Physio techniques also need to be reviewed in pregnancy. During pregnancy some medications also have to change as well as physio. It is important to establish routine and take exercise. Physio after birth also needs adapting.
No particular physio technique is better than another - it needs to suit the individual. Physio needs to be part of your routine.
Exercise is important as it mobilises secretions, improves cardiovascular fitness, improves body image, slows decline of lung function, reduces sensation of breathlessness and maintains bone mineral density. It enhances quality of life and increases muscle strength. Exercise for babies and young children is also important eg play row the boat etc. For older children gym balls and Wii fit are very good. Exercise testing is done at the Royal Brompton Hospital.
Mucolytics can help to make physio easier and are normally used before physio. Hypertonic saline can thin mucus and enhance motility. The airway surface liquid helps mucus to slide. Other mucolytics like DNase can also help by making the mucus thin but it is unsuitable for some patients. The order should be to open up the airways, use mucolytics, clear the airways, use a steroid inhaler and then use inhaled antibiotics.
It is also important to keep the nose and sinuses clear and there are various sinus rinse devices which can be helpful. Antibiotics can also be nebulised up the nose.
The most common question asked to physios is “how do I know if I am doing it properly?” If you are using correct techniques then the physio should be effective, with reduced infections and no unwanted symptoms. It should fit with your lifestyle and you should have regular physio reviews.
Gym Ball Exercise Demonstration
Glenda, the paediatric physio from Milton Keynes hospital and PCD committee member, then gave us an interesting talk and fun demonstration of gym ball exercises.
She explained that cardiovascular exercise is beneficial and that the gym ball can be used at any age and is adaptable for any level of fitness. It is also used by top athletes. It is easy to transport, is a reminder to exercise, is fun and anyone can use it. It has an unstable base and therefore exercises and strengthens core muscles by training the deeper abdominal muscles. It trains specific muscle groups whilst balancing, and therefore tones the whole body and is excellent for stretching and flexibility. It improves posture and balance and is particularly good for PCD because it exercises the thoracic section of the body.
She explained that in chest conditions there is a tendency for pronated shoulders and reduced mobility of the thoracic spine and that the gym ball could be used for stretching of both the shoulder girdle and the thoracic spine. It can also be used for massage, chest physio and diaphragmatic breathing practise. She explained that a mirror should be used to check posture/positions and also an exercise mat to provide an anti slip surface and cushion the knees. Hand weights can be used for the upper body suitable to enable 12 to 16 repetitions.
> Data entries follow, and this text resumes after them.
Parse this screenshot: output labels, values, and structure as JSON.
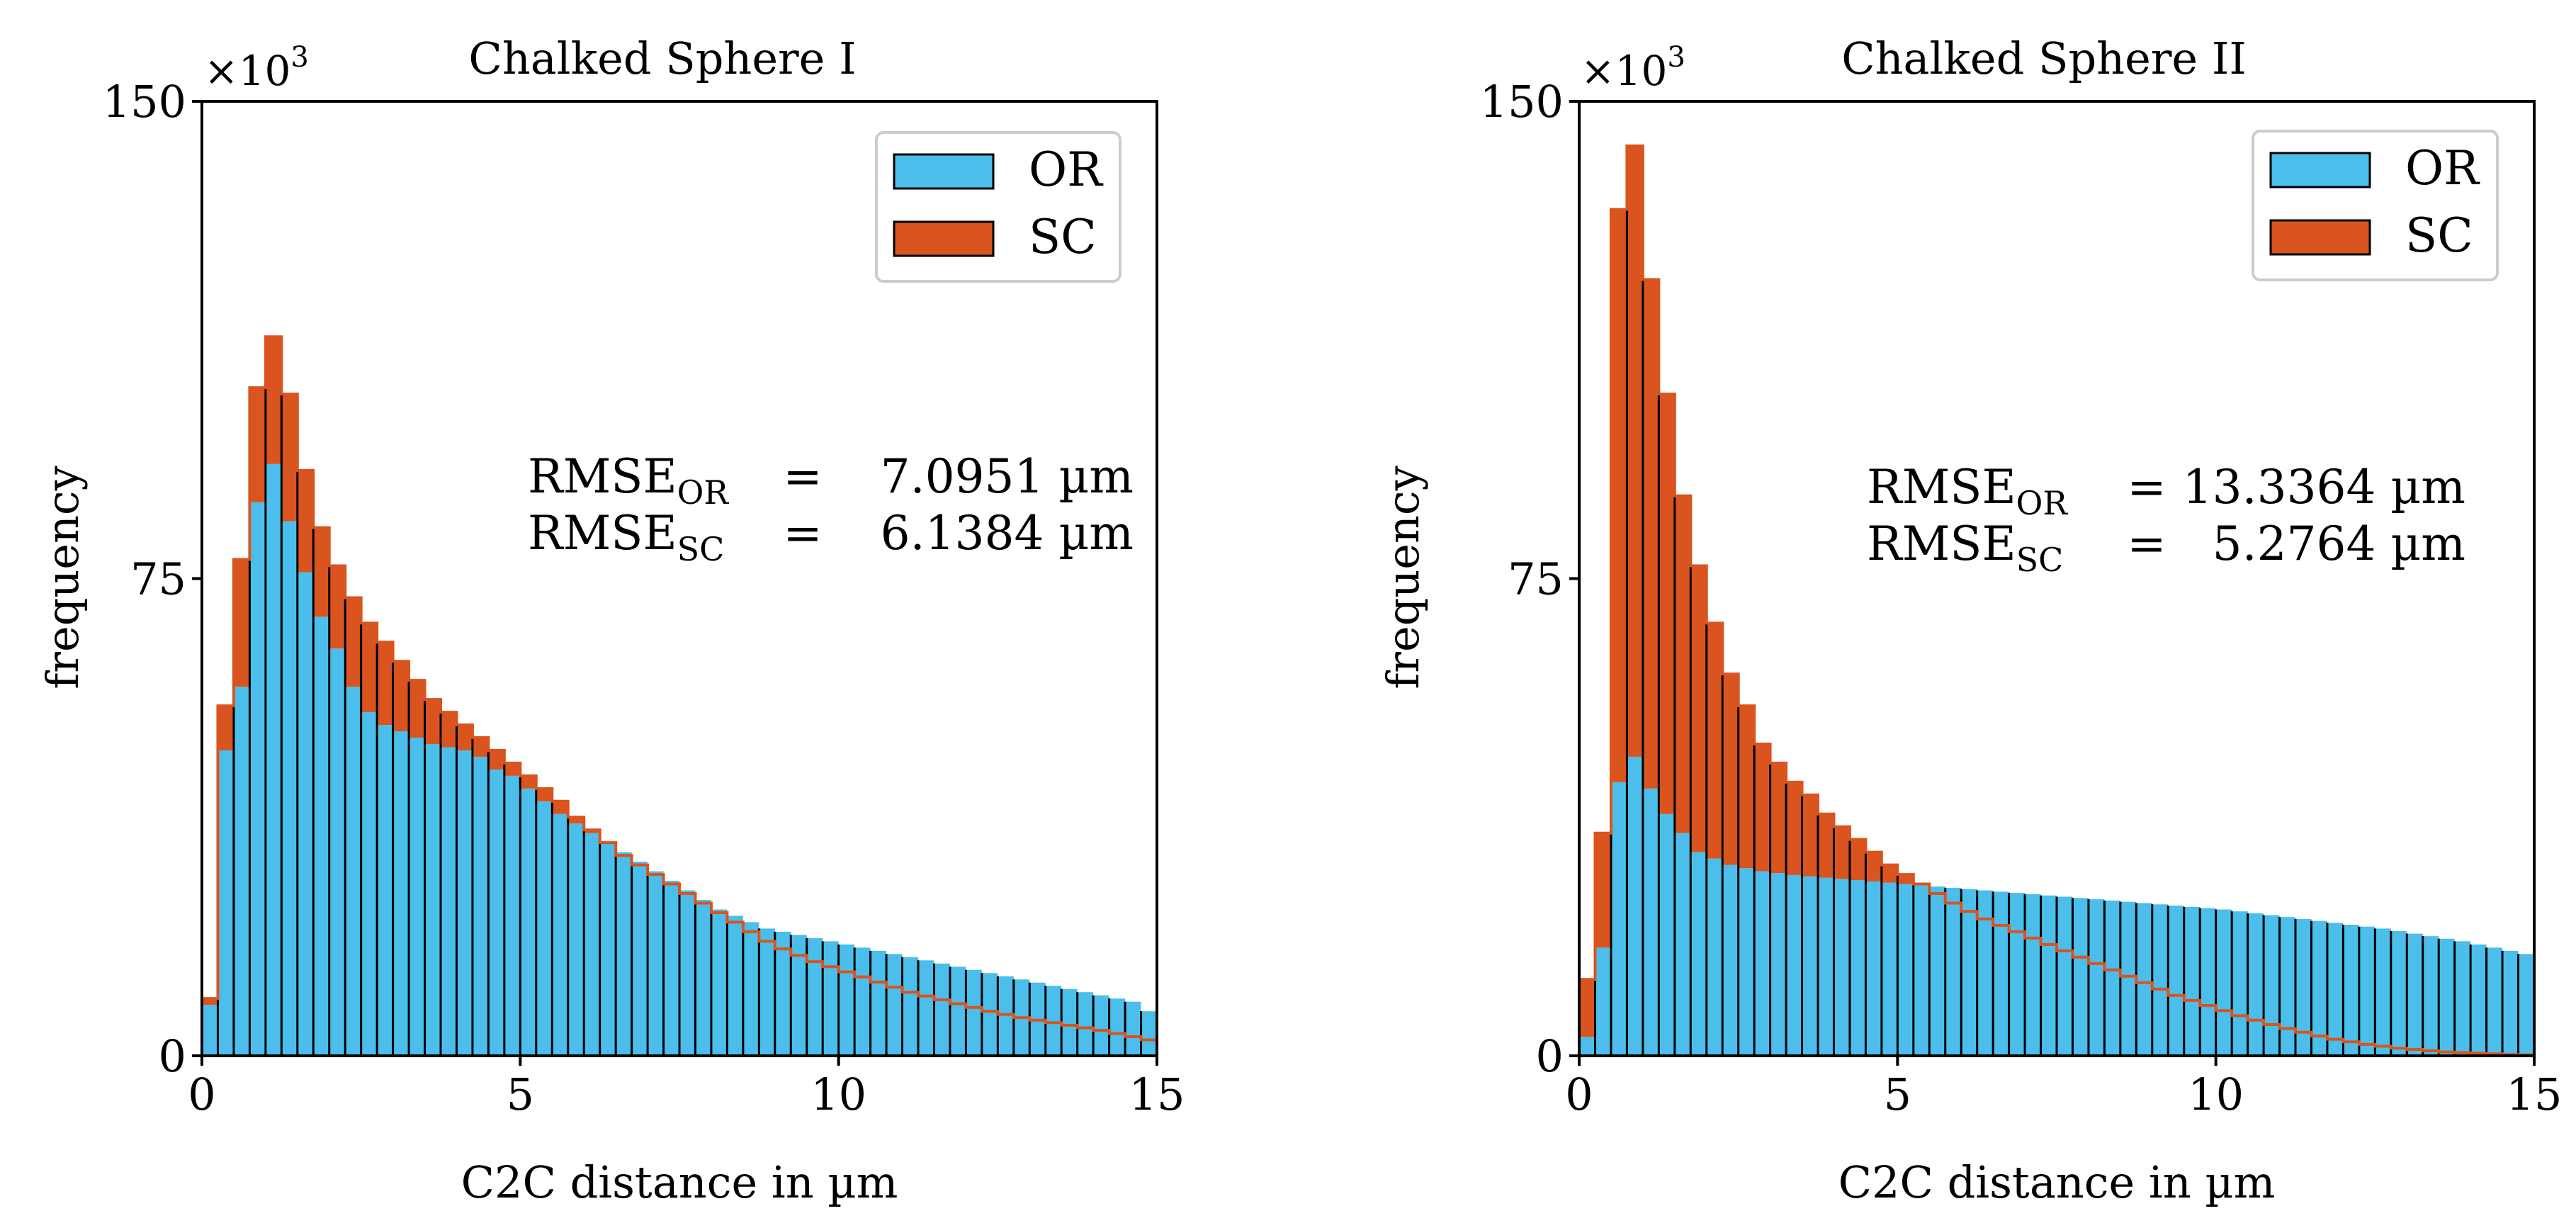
{
  "chart_data": [
    {
      "type": "bar",
      "title": "Chalked Sphere I",
      "xlabel": "C2C distance in µm",
      "ylabel": "frequency",
      "xlim": [
        0,
        15
      ],
      "ylim": [
        0,
        150000
      ],
      "xticks": [
        "0",
        "5",
        "10",
        "15"
      ],
      "yticks": [
        "0",
        "75",
        "150"
      ],
      "y_multiplier": "×10",
      "y_multiplier_exp": "3",
      "legend_position": "top-right",
      "bin_width": 0.25,
      "series": [
        {
          "name": "OR",
          "color": "#4bbeec",
          "values": [
            8000,
            48000,
            58000,
            87000,
            93000,
            84000,
            76000,
            69000,
            64000,
            58000,
            54000,
            52000,
            51000,
            50000,
            49000,
            48500,
            48000,
            47000,
            45000,
            44000,
            42000,
            40000,
            38000,
            36500,
            35000,
            33500,
            32000,
            30500,
            29000,
            27500,
            26000,
            24500,
            23000,
            22000,
            21000,
            20000,
            19500,
            19000,
            18500,
            18000,
            17500,
            17000,
            16500,
            16000,
            15500,
            15000,
            14500,
            14000,
            13500,
            13000,
            12500,
            12000,
            11500,
            11000,
            10500,
            10000,
            9500,
            9000,
            8500,
            7000
          ]
        },
        {
          "name": "SC",
          "color": "#d9541e",
          "values": [
            9000,
            55000,
            78000,
            105000,
            113000,
            104000,
            92000,
            83000,
            77000,
            72000,
            68000,
            65000,
            62000,
            59000,
            56000,
            54000,
            52000,
            50000,
            48000,
            46000,
            44000,
            42000,
            40000,
            37500,
            35500,
            33500,
            31500,
            30000,
            28500,
            27000,
            25500,
            24000,
            22500,
            21000,
            19500,
            18000,
            16800,
            15800,
            14800,
            14000,
            13200,
            12400,
            11600,
            10800,
            10000,
            9400,
            8800,
            8200,
            7600,
            7000,
            6500,
            6000,
            5600,
            5200,
            4800,
            4400,
            4000,
            3500,
            3000,
            2500
          ]
        }
      ],
      "annotations": {
        "rmse_label": "RMSE",
        "sub_or": "OR",
        "sub_sc": "SC",
        "eq": "=",
        "value_or": "7.0951 µm",
        "value_sc": "6.1384 µm"
      }
    },
    {
      "type": "bar",
      "title": "Chalked Sphere II",
      "xlabel": "C2C distance in µm",
      "ylabel": "frequency",
      "xlim": [
        0,
        15
      ],
      "ylim": [
        0,
        150000
      ],
      "xticks": [
        "0",
        "5",
        "10",
        "15"
      ],
      "yticks": [
        "0",
        "75",
        "150"
      ],
      "y_multiplier": "×10",
      "y_multiplier_exp": "3",
      "legend_position": "top-right",
      "bin_width": 0.25,
      "series": [
        {
          "name": "OR",
          "color": "#4bbeec",
          "values": [
            3000,
            17000,
            43000,
            47000,
            42000,
            38000,
            35000,
            32000,
            31000,
            30000,
            29500,
            29000,
            28700,
            28400,
            28200,
            28000,
            27800,
            27600,
            27400,
            27200,
            27000,
            26800,
            26600,
            26400,
            26200,
            26000,
            25800,
            25600,
            25400,
            25200,
            25000,
            24800,
            24600,
            24400,
            24200,
            24000,
            23800,
            23600,
            23400,
            23200,
            23000,
            22700,
            22400,
            22100,
            21800,
            21500,
            21200,
            20900,
            20600,
            20300,
            20000,
            19600,
            19200,
            18800,
            18400,
            18000,
            17500,
            17000,
            16500,
            16000
          ]
        },
        {
          "name": "SC",
          "color": "#d9541e",
          "values": [
            12000,
            35000,
            133000,
            143000,
            122000,
            104000,
            88000,
            77000,
            68000,
            60000,
            55000,
            49000,
            46000,
            43000,
            41000,
            38000,
            36000,
            34000,
            32000,
            30000,
            28500,
            27000,
            25500,
            24000,
            22700,
            21500,
            20500,
            19500,
            18500,
            17500,
            16500,
            15500,
            14500,
            13500,
            12500,
            11500,
            10500,
            9500,
            8700,
            7900,
            7100,
            6300,
            5600,
            4900,
            4300,
            3700,
            3100,
            2600,
            2200,
            1800,
            1500,
            1200,
            1000,
            800,
            600,
            500,
            400,
            300,
            200,
            150
          ]
        }
      ],
      "annotations": {
        "rmse_label": "RMSE",
        "sub_or": "OR",
        "sub_sc": "SC",
        "eq": "=",
        "value_or": "13.3364 µm",
        "value_sc": "5.2764 µm"
      }
    }
  ]
}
She recommended starting without weights though and building up gradually. However weights are not recommended in pregnancy or with back/neck injuries. A smooth and steady movement should be used. When using the gym ball she explained you shouldn’t hold your breath and should stay within your limits, building up gradually. Stop if you are short of breath, dizzy or have pain.
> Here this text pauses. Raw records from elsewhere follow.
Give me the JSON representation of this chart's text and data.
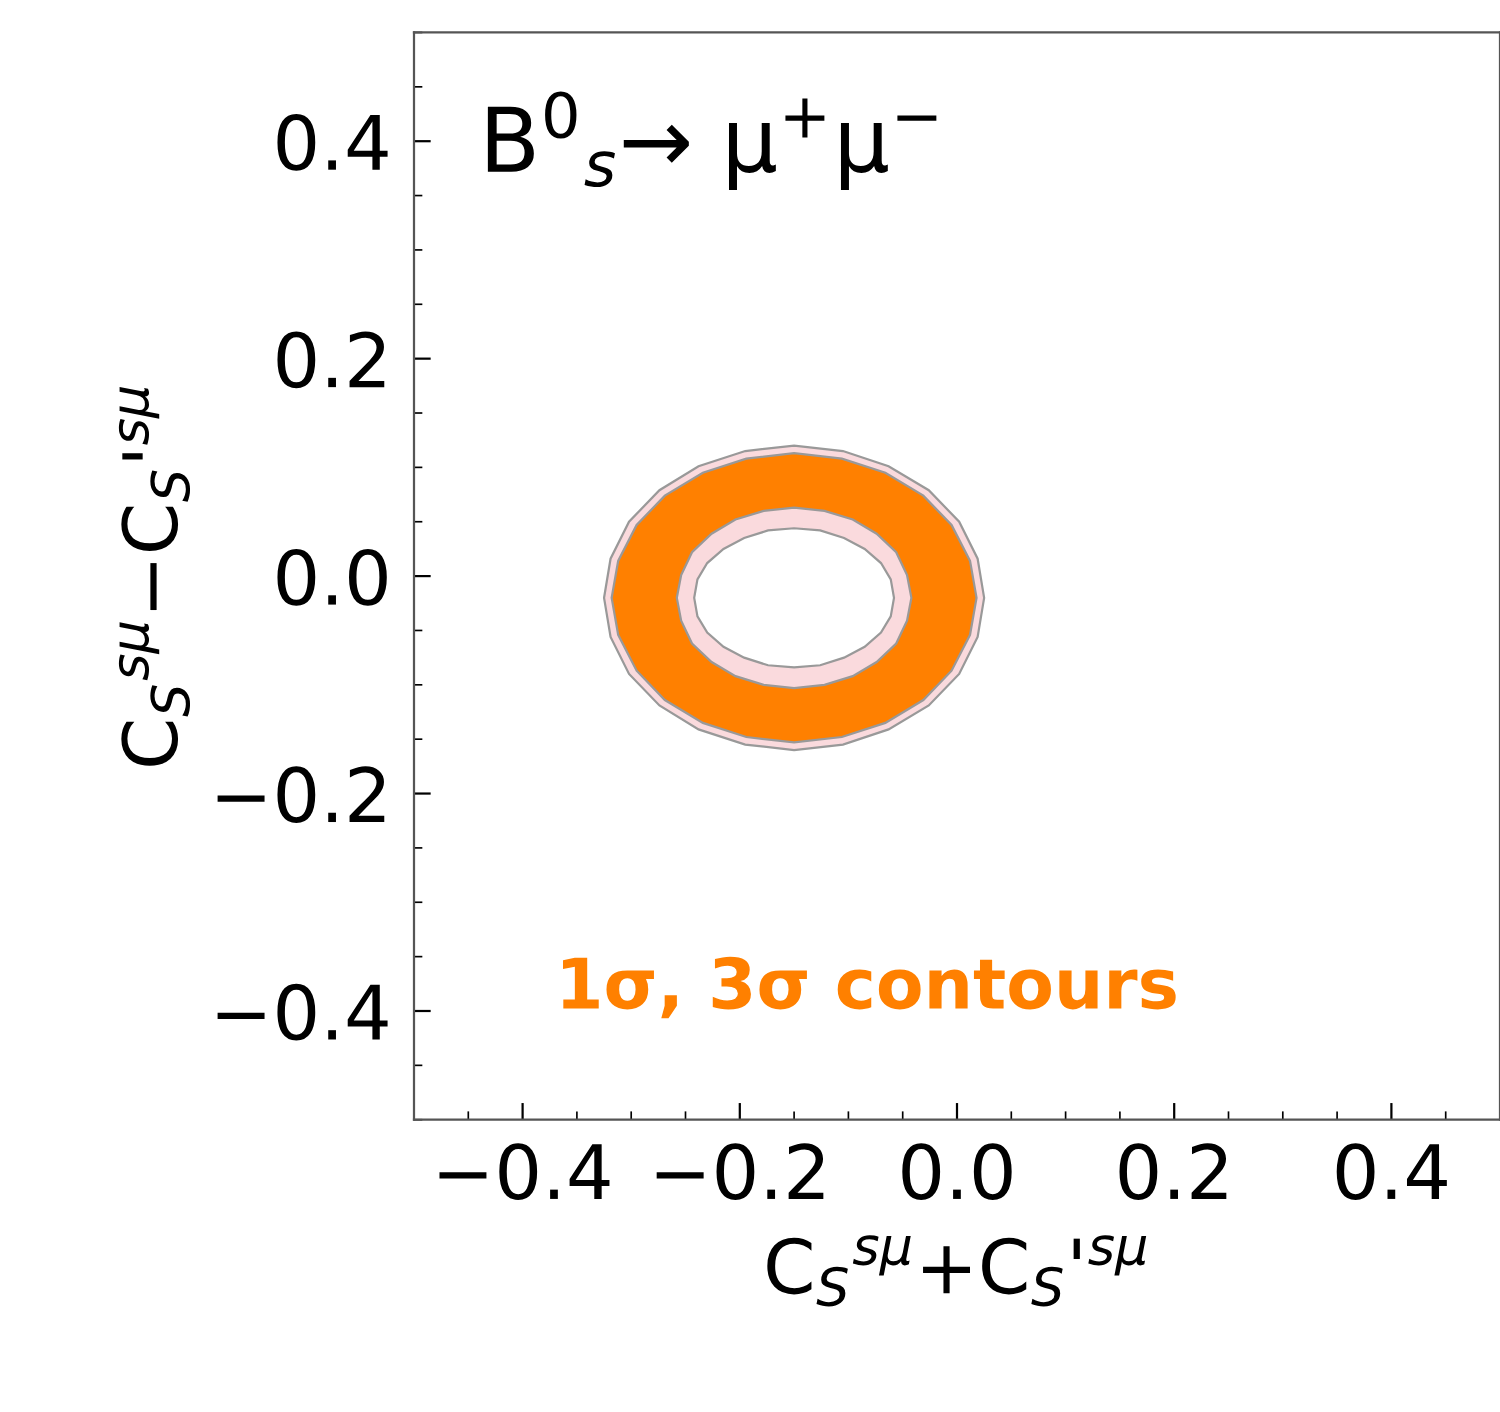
{
  "chart_data": {
    "type": "area",
    "title": "B$^{0}$$_{s}$→ μ$^{+}$μ$^{−}$",
    "xlabel": "C$_{S}$$^{sμ}$+C$_{S}$'$^{sμ}$",
    "ylabel": "C$_{S}$$^{sμ}$−C$_{S}$'$^{sμ}$",
    "annotations": [
      "1σ, 3σ contours"
    ],
    "series": [
      {
        "color": "#fadadd",
        "x": [
          0.025,
          0.019,
          0.002,
          -0.026,
          -0.063,
          -0.105,
          -0.15,
          -0.195,
          -0.238,
          -0.274,
          -0.302,
          -0.319,
          -0.325,
          -0.319,
          -0.302,
          -0.274,
          -0.238,
          -0.195,
          -0.15,
          -0.105,
          -0.063,
          -0.026,
          0.002,
          0.019
        ],
        "values": [
          -0.02,
          0.016,
          0.05,
          0.079,
          0.101,
          0.115,
          0.12,
          0.115,
          0.101,
          0.079,
          0.05,
          0.016,
          -0.02,
          -0.056,
          -0.09,
          -0.119,
          -0.141,
          -0.155,
          -0.16,
          -0.155,
          -0.141,
          -0.119,
          -0.09,
          -0.056
        ]
      },
      {
        "color": "#ff8000",
        "x": [
          0.018,
          0.012,
          -0.005,
          -0.031,
          -0.066,
          -0.106,
          -0.15,
          -0.194,
          -0.234,
          -0.269,
          -0.295,
          -0.312,
          -0.318,
          -0.312,
          -0.295,
          -0.269,
          -0.234,
          -0.194,
          -0.15,
          -0.106,
          -0.066,
          -0.031,
          -0.005,
          0.012
        ],
        "values": [
          -0.02,
          0.014,
          0.047,
          0.074,
          0.095,
          0.108,
          0.113,
          0.108,
          0.095,
          0.074,
          0.047,
          0.014,
          -0.02,
          -0.054,
          -0.087,
          -0.114,
          -0.135,
          -0.148,
          -0.153,
          -0.148,
          -0.135,
          -0.114,
          -0.087,
          -0.054
        ]
      },
      {
        "color": "#fadadd",
        "x": [
          -0.042,
          -0.046,
          -0.056,
          -0.074,
          -0.096,
          -0.122,
          -0.15,
          -0.178,
          -0.204,
          -0.226,
          -0.244,
          -0.254,
          -0.258,
          -0.254,
          -0.244,
          -0.226,
          -0.204,
          -0.178,
          -0.15,
          -0.122,
          -0.096,
          -0.074,
          -0.056,
          -0.046
        ],
        "values": [
          -0.02,
          0.001,
          0.022,
          0.039,
          0.052,
          0.06,
          0.063,
          0.06,
          0.052,
          0.039,
          0.022,
          0.001,
          -0.02,
          -0.041,
          -0.062,
          -0.079,
          -0.092,
          -0.1,
          -0.103,
          -0.1,
          -0.092,
          -0.079,
          -0.062,
          -0.041
        ]
      },
      {
        "color": "#ffffff",
        "x": [
          -0.058,
          -0.061,
          -0.07,
          -0.085,
          -0.104,
          -0.126,
          -0.15,
          -0.174,
          -0.196,
          -0.215,
          -0.23,
          -0.239,
          -0.242,
          -0.239,
          -0.23,
          -0.215,
          -0.196,
          -0.174,
          -0.15,
          -0.126,
          -0.104,
          -0.085,
          -0.07,
          -0.061
        ],
        "values": [
          -0.02,
          -0.003,
          0.012,
          0.025,
          0.035,
          0.042,
          0.044,
          0.042,
          0.035,
          0.025,
          0.012,
          -0.003,
          -0.02,
          -0.037,
          -0.052,
          -0.065,
          -0.075,
          -0.082,
          -0.084,
          -0.082,
          -0.075,
          -0.065,
          -0.052,
          -0.037
        ]
      }
    ],
    "xlim": [
      -0.5,
      0.5
    ],
    "ylim": [
      -0.5,
      0.5
    ],
    "xticks": [
      {
        "value": -0.4,
        "label": "−0.4"
      },
      {
        "value": -0.2,
        "label": "−0.2"
      },
      {
        "value": 0,
        "label": "0.0"
      },
      {
        "value": 0.2,
        "label": "0.2"
      },
      {
        "value": 0.4,
        "label": "0.4"
      }
    ],
    "yticks": [
      {
        "value": -0.4,
        "label": "−0.4"
      },
      {
        "value": -0.2,
        "label": "−0.2"
      },
      {
        "value": 0,
        "label": "0.0"
      },
      {
        "value": 0.2,
        "label": "0.2"
      },
      {
        "value": 0.4,
        "label": "0.4"
      }
    ]
  }
}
Make sure you have enough space to use it and seek your doctor’s advice if you are concerned. There are different ball sizes for different heights so ensure that you use one that is suitable for your own height (size 45cm for under 4’11, 55cm for 4’11 to 5’4, 65cm for 5’5 to 5’11) Make sure you buy one that is anti burst which ensures that if there is a puncture, it will deflate slowly. They cost about £12 - £15.
She then demonstrated how to use the gym ball with lots of very willing volunteers. She explained that you should sit on the ball with good sitting posture and a natural curve in the spine and then demonstrated various exercises and games. Our volunteers certainly enjoyed it!